Sunday, September 23, 2012
Christian Anti-Semitism and the Impulse Towards Violence
Ouch!
Despite the offensiveness of this brief diatribe, its anonymous author has a point. Christians face a serious challenge. While it may make sense to them to deify a first century Palestinian apocalypticist and to worship him as a god, there are many people on the planet who look at what they do, scratch their heads in bewilderment, and decline to follow suit. Traditionally, Christians view the rejection of their religion by others as evidence of a "hardness of heart." And when they ceased being a persecuted minority and took the reigns of the Roman state, Christians went on the offensive: purging their own ranks of heretics and seeking out non-conformists and torturing and killing them. In various ways, this impulse to violence on the part of Christians continues to the present day.
After the Second World War, some Christians felt chastened by the orgy of violence that their German co-religionists had visited upon European Jews and a new, post-holocaust form of ecumenicism set in. But it appears that the warming of Christian-Jewish relations in the last half century has opened the door to a new form of "anti-semitism" directed towards Muslims. Christian attacks upon the Prophet Muhammad and defended as "free speech" fall into this category. In my view, such attacks do indeed constitute instances of free speech and must be defended as such. But let us not be naive: it is free speech exercised with the intent to wound. And when individuals who have been wounded succumb to the visceral impulse to strike back, it is disingenuous (to say the least) to play the victim.
"Be not deceived; God is not mocked: for whatsoever a man soweth, that shall he also reap" (Galatians 6:7).
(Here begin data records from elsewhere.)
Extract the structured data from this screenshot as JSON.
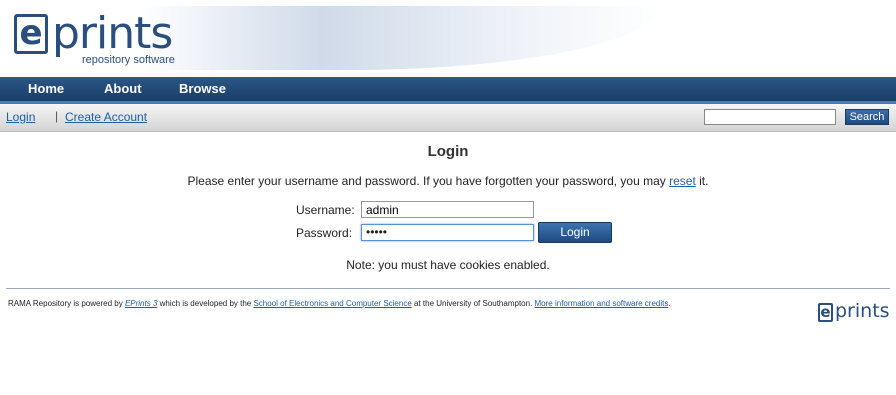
{
  "header": {
    "logo_letter": "e",
    "logo_word": "prints",
    "logo_tagline": "repository software"
  },
  "nav": {
    "items": [
      {
        "label": "Home"
      },
      {
        "label": "About"
      },
      {
        "label": "Browse"
      }
    ]
  },
  "userbar": {
    "login_link": "Login",
    "separator": "|",
    "create_account_link": "Create Account",
    "search_value": "",
    "search_button": "Search"
  },
  "main": {
    "title": "Login",
    "instructions_before": "Please enter your username and password. If you have forgotten your password, you may ",
    "reset_link": "reset",
    "instructions_after": " it.",
    "username_label": "Username:",
    "username_value": "admin",
    "password_label": "Password:",
    "password_masked": "•••••",
    "login_button": "Login",
    "note": "Note: you must have cookies enabled."
  },
  "footer": {
    "text_1": "RAMA Repository is powered by ",
    "eprints_link": "EPrints 3",
    "text_2": " which is developed by the ",
    "school_link": "School of Electronics and Computer Science",
    "text_3": " at the University of Southampton. ",
    "more_info_link": "More information and software credits",
    "text_4": ".",
    "logo_letter": "e",
    "logo_word": "prints"
  },
  "colors": {
    "brand": "#2a4f7c",
    "navbar": "#1a3d66",
    "link": "#1d5fa8"
  }
}
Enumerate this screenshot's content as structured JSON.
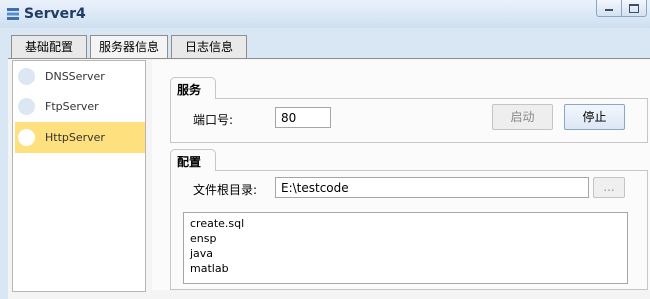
{
  "window": {
    "title": "Server4"
  },
  "tabs": [
    "基础配置",
    "服务器信息",
    "日志信息"
  ],
  "servers": [
    {
      "label": "DNSServer",
      "selected": false
    },
    {
      "label": "FtpServer",
      "selected": false
    },
    {
      "label": "HttpServer",
      "selected": true
    }
  ],
  "service": {
    "section_title": "服务",
    "port_label": "端口号:",
    "port_value": "80",
    "start_label": "启动",
    "stop_label": "停止"
  },
  "config": {
    "section_title": "配置",
    "root_label": "文件根目录:",
    "root_value": "E:\\testcode",
    "browse_label": "...",
    "files": [
      "create.sql",
      "ensp",
      "java",
      "matlab"
    ]
  },
  "colors": {
    "selected_row": "#ffe07f",
    "title_text": "#1f3d66"
  }
}
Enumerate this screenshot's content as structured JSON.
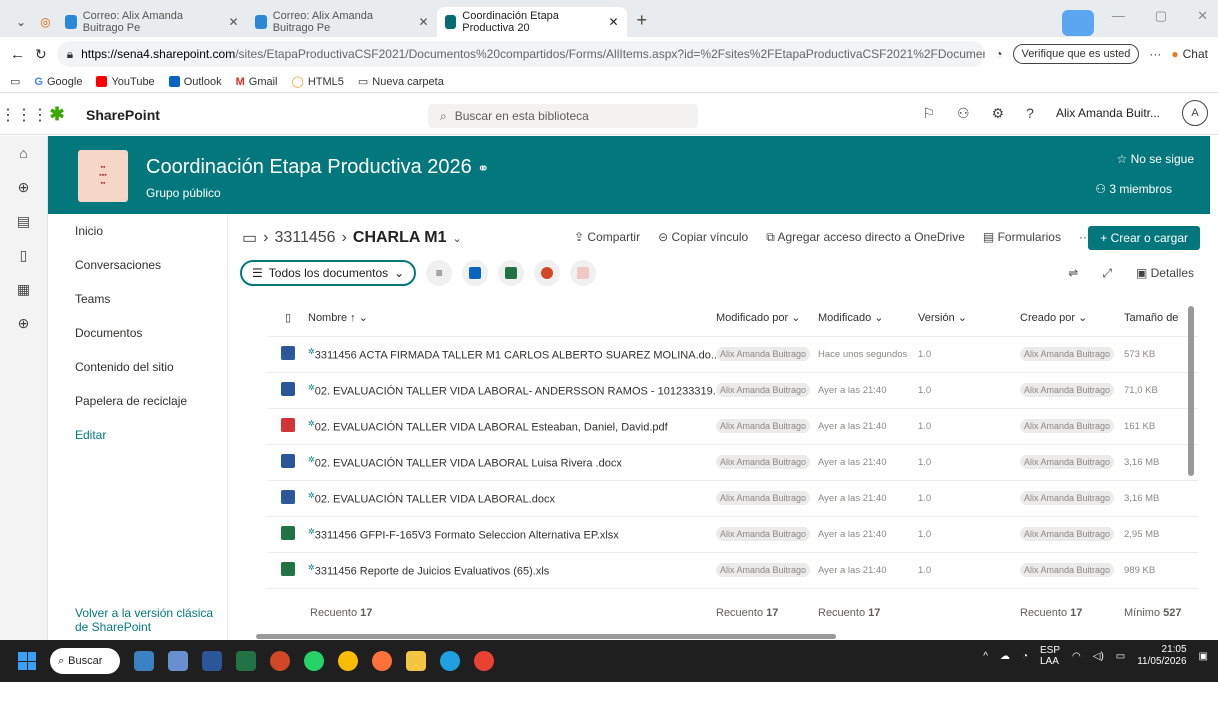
{
  "browser": {
    "tabs": [
      {
        "label": "Correo: Alix Amanda Buitrago Pe",
        "active": false
      },
      {
        "label": "Correo: Alix Amanda Buitrago Pe",
        "active": false
      },
      {
        "label": "Coordinación Etapa Productiva 20",
        "active": true
      }
    ],
    "url_host": "https://sena4.sharepoint.com",
    "url_path": "/sites/EtapaProductivaCSF2021/Documentos%20compartidos/Forms/AllItems.aspx?id=%2Fsites%2FEtapaProductivaCSF2021%2FDocumen...",
    "verify_label": "Verifique que es usted",
    "chat_label": "Chat",
    "bookmarks": [
      "Google",
      "YouTube",
      "Outlook",
      "Gmail",
      "HTML5",
      "Nueva carpeta"
    ]
  },
  "header": {
    "app_name": "SharePoint",
    "search_placeholder": "Buscar en esta biblioteca",
    "user_name": "Alix Amanda Buitr...",
    "avatar_initial": "A"
  },
  "site": {
    "title": "Coordinación Etapa Productiva 2026",
    "subtitle": "Grupo público",
    "follow_label": "No se sigue",
    "members_label": "3 miembros"
  },
  "nav": {
    "items": [
      "Inicio",
      "Conversaciones",
      "Teams",
      "Documentos",
      "Contenido del sitio",
      "Papelera de reciclaje"
    ],
    "edit_label": "Editar",
    "classic_label": "Volver a la versión clásica de SharePoint"
  },
  "breadcrumb": {
    "parent": "3311456",
    "current": "CHARLA M1"
  },
  "commands": {
    "share": "Compartir",
    "copy_link": "Copiar vínculo",
    "add_shortcut": "Agregar acceso directo a OneDrive",
    "forms": "Formularios",
    "more": "···",
    "upload": "+ Crear o cargar",
    "view_label": "Todos los documentos",
    "details": "Detalles"
  },
  "columns": {
    "name": "Nombre ↑",
    "modified_by": "Modificado por",
    "modified": "Modificado",
    "version": "Versión",
    "created_by": "Creado por",
    "size": "Tamaño de"
  },
  "files": [
    {
      "name": "3311456 ACTA FIRMADA TALLER M1  CARLOS ALBERTO SUAREZ MOLINA.do...",
      "type": "word",
      "modified_by": "Alix Amanda Buitrago",
      "modified": "Hace unos segundos",
      "version": "1.0",
      "created_by": "Alix Amanda Buitrago",
      "size": "573 KB"
    },
    {
      "name": "02. EVALUACIÓN TALLER VIDA LABORAL- ANDERSSON RAMOS - 101233319...",
      "type": "word",
      "modified_by": "Alix Amanda Buitrago",
      "modified": "Ayer a las 21:40",
      "version": "1.0",
      "created_by": "Alix Amanda Buitrago",
      "size": "71,0 KB"
    },
    {
      "name": "02. EVALUACIÓN TALLER VIDA LABORAL Esteaban, Daniel, David.pdf",
      "type": "pdf",
      "modified_by": "Alix Amanda Buitrago",
      "modified": "Ayer a las 21:40",
      "version": "1.0",
      "created_by": "Alix Amanda Buitrago",
      "size": "161 KB"
    },
    {
      "name": "02. EVALUACIÓN TALLER VIDA LABORAL Luisa Rivera .docx",
      "type": "word",
      "modified_by": "Alix Amanda Buitrago",
      "modified": "Ayer a las 21:40",
      "version": "1.0",
      "created_by": "Alix Amanda Buitrago",
      "size": "3,16 MB"
    },
    {
      "name": "02. EVALUACIÓN TALLER VIDA LABORAL.docx",
      "type": "word",
      "modified_by": "Alix Amanda Buitrago",
      "modified": "Ayer a las 21:40",
      "version": "1.0",
      "created_by": "Alix Amanda Buitrago",
      "size": "3,16 MB"
    },
    {
      "name": "3311456 GFPI-F-165V3 Formato Seleccion Alternativa EP.xlsx",
      "type": "excel",
      "modified_by": "Alix Amanda Buitrago",
      "modified": "Ayer a las 21:40",
      "version": "1.0",
      "created_by": "Alix Amanda Buitrago",
      "size": "2,95 MB"
    },
    {
      "name": "3311456 Reporte de Juicios Evaluativos (65).xls",
      "type": "excel",
      "modified_by": "Alix Amanda Buitrago",
      "modified": "Ayer a las 21:40",
      "version": "1.0",
      "created_by": "Alix Amanda Buitrago",
      "size": "989 KB"
    }
  ],
  "footer": {
    "count_label": "Recuento",
    "count_value": "17",
    "min_label": "Mínimo",
    "min_value": "527"
  },
  "taskbar": {
    "search_label": "Buscar",
    "lang": "ESP",
    "lang_sub": "LAA",
    "time": "21:05",
    "date": "11/05/2026"
  },
  "colors": {
    "brand": "#03787c",
    "word": "#2b579a",
    "excel": "#217346",
    "pdf": "#d13438"
  }
}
In my copy of the New Testament, Jesus is recalled to have said, "Love your enemies, bless them that curse you, do good to them that hate you, and pray for them which despitefully use you, and persecute you" (Matthew 5:44--if you don't believe me, look it up). Perhaps I have come into possession of an unexpurgated edition. Many people who identify themselves as Christians do not appear to find these words in their copy of Matthew's gospel, or do not feel that Jesus intended his words to apply to them. As an Alfarabian Abrahamic pluralist and practicing Tolstoyan I can only say: the gospel writer wrote those words and attributed them to Jesus in a sermon he is portrayed to have preached to his disciples. If you consider yourself a follower of Jesus, it would seem logical to presume that he intended those words for you.
As the diatribist says: "Makes perfect sense."